You’re the Boss opens with “Sinister Bell,” one of the first single releases from the album. Lyrically, this song introduces the themes of the album with lyrics like, “Time’s lost again, Isn’t it obvious?” and “what will it be this time?” “Sinister Bell” also shows off Holland’s experience as a house producer as the track opens with a dancy rhythm.
The next song, “Nice Try” is also a single, and in my opinion, a stand-out single on the record. Patrick Holland’s guitar skills are front and center on this track and draw you in with a funky lick to start off. I could see this song being the most radio-friendly of the album, and the chorus is quite the ear-worm.

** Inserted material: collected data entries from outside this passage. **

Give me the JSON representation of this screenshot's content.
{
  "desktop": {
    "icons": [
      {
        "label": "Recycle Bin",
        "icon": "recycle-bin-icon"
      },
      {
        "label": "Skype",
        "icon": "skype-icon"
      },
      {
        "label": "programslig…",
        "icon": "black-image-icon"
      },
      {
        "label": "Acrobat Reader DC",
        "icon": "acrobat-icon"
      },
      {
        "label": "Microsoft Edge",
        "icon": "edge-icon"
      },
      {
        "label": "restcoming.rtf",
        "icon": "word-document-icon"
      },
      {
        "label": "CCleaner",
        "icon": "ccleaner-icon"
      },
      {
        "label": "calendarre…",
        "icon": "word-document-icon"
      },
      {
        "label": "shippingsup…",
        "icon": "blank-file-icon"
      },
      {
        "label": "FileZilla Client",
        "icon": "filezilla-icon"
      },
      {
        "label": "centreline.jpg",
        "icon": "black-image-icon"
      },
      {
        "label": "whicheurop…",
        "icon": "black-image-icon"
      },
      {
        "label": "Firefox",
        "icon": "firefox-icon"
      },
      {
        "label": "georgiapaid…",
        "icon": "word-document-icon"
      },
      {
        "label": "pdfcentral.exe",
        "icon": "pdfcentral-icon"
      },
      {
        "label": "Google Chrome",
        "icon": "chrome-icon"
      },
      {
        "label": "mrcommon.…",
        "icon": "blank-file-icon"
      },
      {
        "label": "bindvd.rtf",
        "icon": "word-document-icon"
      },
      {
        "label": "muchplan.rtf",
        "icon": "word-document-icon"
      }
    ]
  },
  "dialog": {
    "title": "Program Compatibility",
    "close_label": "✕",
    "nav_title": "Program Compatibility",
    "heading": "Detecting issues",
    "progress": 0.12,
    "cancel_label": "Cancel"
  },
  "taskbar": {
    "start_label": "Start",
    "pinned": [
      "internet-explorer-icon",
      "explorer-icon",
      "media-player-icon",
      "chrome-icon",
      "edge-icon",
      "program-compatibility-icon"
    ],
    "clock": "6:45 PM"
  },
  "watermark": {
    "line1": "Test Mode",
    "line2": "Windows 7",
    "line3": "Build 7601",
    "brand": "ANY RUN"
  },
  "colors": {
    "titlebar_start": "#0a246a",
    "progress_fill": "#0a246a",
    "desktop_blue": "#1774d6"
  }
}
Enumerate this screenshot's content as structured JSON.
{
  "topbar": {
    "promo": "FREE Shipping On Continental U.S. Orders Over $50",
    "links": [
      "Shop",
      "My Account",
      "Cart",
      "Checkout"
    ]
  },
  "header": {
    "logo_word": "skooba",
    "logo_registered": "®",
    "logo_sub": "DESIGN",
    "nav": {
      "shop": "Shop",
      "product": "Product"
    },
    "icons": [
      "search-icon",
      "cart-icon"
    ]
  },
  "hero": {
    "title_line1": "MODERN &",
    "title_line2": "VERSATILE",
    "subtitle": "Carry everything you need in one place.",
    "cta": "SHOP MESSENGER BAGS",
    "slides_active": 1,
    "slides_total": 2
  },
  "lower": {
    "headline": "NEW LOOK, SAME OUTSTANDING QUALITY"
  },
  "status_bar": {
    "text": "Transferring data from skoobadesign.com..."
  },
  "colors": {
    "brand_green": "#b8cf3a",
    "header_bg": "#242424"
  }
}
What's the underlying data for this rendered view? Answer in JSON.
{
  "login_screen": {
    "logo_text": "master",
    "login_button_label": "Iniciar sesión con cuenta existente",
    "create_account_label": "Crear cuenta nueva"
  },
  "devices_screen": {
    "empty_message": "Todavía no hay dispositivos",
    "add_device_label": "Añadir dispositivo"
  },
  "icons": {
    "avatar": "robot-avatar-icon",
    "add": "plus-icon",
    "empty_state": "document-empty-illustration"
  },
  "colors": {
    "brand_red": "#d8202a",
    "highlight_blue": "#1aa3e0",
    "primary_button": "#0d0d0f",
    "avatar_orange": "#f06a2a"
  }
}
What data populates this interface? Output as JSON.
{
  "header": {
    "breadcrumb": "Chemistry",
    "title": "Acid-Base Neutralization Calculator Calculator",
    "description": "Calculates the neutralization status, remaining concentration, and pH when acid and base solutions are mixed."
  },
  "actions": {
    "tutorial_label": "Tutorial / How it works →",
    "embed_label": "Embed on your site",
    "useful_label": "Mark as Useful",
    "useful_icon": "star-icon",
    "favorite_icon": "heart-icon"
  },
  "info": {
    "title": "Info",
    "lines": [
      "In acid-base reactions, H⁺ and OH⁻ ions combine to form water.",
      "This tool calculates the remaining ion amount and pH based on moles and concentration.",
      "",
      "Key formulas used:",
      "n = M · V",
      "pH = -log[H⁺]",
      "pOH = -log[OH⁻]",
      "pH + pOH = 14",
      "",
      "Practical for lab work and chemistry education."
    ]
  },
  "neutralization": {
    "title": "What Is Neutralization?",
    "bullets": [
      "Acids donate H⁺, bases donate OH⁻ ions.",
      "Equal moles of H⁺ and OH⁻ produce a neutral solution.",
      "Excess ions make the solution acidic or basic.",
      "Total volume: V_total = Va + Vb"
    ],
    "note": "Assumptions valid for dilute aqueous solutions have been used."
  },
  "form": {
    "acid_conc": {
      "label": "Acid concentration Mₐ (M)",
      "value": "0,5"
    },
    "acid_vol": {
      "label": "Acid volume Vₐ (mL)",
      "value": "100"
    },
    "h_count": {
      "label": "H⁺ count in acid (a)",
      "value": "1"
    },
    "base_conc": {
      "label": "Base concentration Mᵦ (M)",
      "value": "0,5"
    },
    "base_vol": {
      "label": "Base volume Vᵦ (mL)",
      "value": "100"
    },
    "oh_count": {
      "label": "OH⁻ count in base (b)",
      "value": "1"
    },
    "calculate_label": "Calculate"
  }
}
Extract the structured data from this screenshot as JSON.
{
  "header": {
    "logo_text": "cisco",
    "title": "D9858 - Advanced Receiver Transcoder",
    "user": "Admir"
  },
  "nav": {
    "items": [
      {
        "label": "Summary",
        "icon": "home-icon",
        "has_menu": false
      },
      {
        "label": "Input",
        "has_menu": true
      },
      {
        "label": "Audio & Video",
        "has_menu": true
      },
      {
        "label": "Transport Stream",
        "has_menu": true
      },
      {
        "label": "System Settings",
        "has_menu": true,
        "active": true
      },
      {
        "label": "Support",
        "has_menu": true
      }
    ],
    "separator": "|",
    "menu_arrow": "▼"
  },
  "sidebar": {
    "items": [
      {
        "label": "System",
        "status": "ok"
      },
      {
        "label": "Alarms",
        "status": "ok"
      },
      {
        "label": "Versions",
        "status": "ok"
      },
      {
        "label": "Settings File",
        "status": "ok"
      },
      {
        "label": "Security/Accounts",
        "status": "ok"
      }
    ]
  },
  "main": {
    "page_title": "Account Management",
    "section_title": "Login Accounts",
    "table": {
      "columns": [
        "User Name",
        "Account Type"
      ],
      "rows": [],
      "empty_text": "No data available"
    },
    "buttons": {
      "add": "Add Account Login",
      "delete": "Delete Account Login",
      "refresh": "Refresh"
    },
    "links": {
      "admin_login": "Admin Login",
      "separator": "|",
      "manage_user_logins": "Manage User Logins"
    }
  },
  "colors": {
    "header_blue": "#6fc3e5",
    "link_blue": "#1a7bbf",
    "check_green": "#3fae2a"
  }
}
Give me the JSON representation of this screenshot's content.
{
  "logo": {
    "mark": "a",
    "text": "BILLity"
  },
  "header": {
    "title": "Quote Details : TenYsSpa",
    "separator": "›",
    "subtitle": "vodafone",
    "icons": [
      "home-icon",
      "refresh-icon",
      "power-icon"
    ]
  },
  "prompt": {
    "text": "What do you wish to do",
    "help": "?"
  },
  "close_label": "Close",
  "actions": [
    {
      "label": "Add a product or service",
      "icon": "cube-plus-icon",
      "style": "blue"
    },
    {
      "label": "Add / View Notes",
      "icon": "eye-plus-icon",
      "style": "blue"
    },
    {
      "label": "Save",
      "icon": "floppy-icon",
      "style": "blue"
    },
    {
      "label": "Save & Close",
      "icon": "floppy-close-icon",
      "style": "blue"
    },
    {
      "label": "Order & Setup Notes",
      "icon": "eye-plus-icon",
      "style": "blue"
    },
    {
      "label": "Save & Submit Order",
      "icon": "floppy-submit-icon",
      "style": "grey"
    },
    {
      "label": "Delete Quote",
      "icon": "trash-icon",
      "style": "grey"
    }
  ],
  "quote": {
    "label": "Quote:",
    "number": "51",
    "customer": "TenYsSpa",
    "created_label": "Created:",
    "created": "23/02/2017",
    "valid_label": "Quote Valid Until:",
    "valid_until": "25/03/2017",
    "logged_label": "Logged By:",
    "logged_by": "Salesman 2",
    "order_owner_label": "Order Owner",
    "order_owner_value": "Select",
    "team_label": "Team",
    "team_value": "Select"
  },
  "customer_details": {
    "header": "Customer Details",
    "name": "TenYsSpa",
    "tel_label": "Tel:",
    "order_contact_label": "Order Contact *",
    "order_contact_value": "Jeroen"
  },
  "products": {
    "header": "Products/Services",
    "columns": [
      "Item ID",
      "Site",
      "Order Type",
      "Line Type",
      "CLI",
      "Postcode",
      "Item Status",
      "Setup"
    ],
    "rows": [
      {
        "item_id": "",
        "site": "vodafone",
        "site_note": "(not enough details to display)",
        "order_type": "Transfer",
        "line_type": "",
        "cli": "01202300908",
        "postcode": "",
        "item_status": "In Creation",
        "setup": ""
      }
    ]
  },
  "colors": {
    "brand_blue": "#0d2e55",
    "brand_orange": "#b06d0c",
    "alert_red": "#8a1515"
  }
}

“Puzzled Thought” and “The Shame of it All” are particularly good examples of interesting vocal harmonies on the record. Like many aspects of this album, the backing vocals are washed in reverb and allow different voices to be the focus at different points in time. It is a very interesting choice and certainly grants a unique atmosphere to You’re the Boss.
“Sink to Dusk” is my absolute favorite track on You’re the Boss. It is the only entirely instrumental song and was also partially written by Chris Edmondson who also plays saxophone on this track. I think “Sink to Dusk” stands out because of its slightly different instrumentation – featuring plunky synths in addition to the aforementioned sax – and feels like it is creating an atmosphere for the album. In this way, it acts as an effective interlude between the lyrical tracks.
“Losing Touch” calls back to the anxiety surrounding time introduced in “Sinister Bell”. Patrick relays that you “can’t pass the time when it’s passed you”. Lyrically, this song is one of the most explicit in conveying the themes of the album. However, I do feel that the instrumentation takes a backseat in this track.
“January,” the last track on the album, is a poignant ending to You’re the Boss. The production is relatively simple, featuring mostly reverbed guitar and vocals, therefore allowing the listener to focus on the repeated lyric “I don’t want to go from here”. This is the only lyric in the song, and really drives home the melancholic and uncertain atmosphere of the album.
You’re the Boss is a very meticulous and thought-provoking album. I would recommend a close listen in a quiet and thoughtful place. However, I also envision some of these songs being played in a smoky bar at last call as patrons return to the uncertainty of their lives. If you want a more lyrically somber version of the kind of music from Washed Out or Toro Y Moi, this album is for you.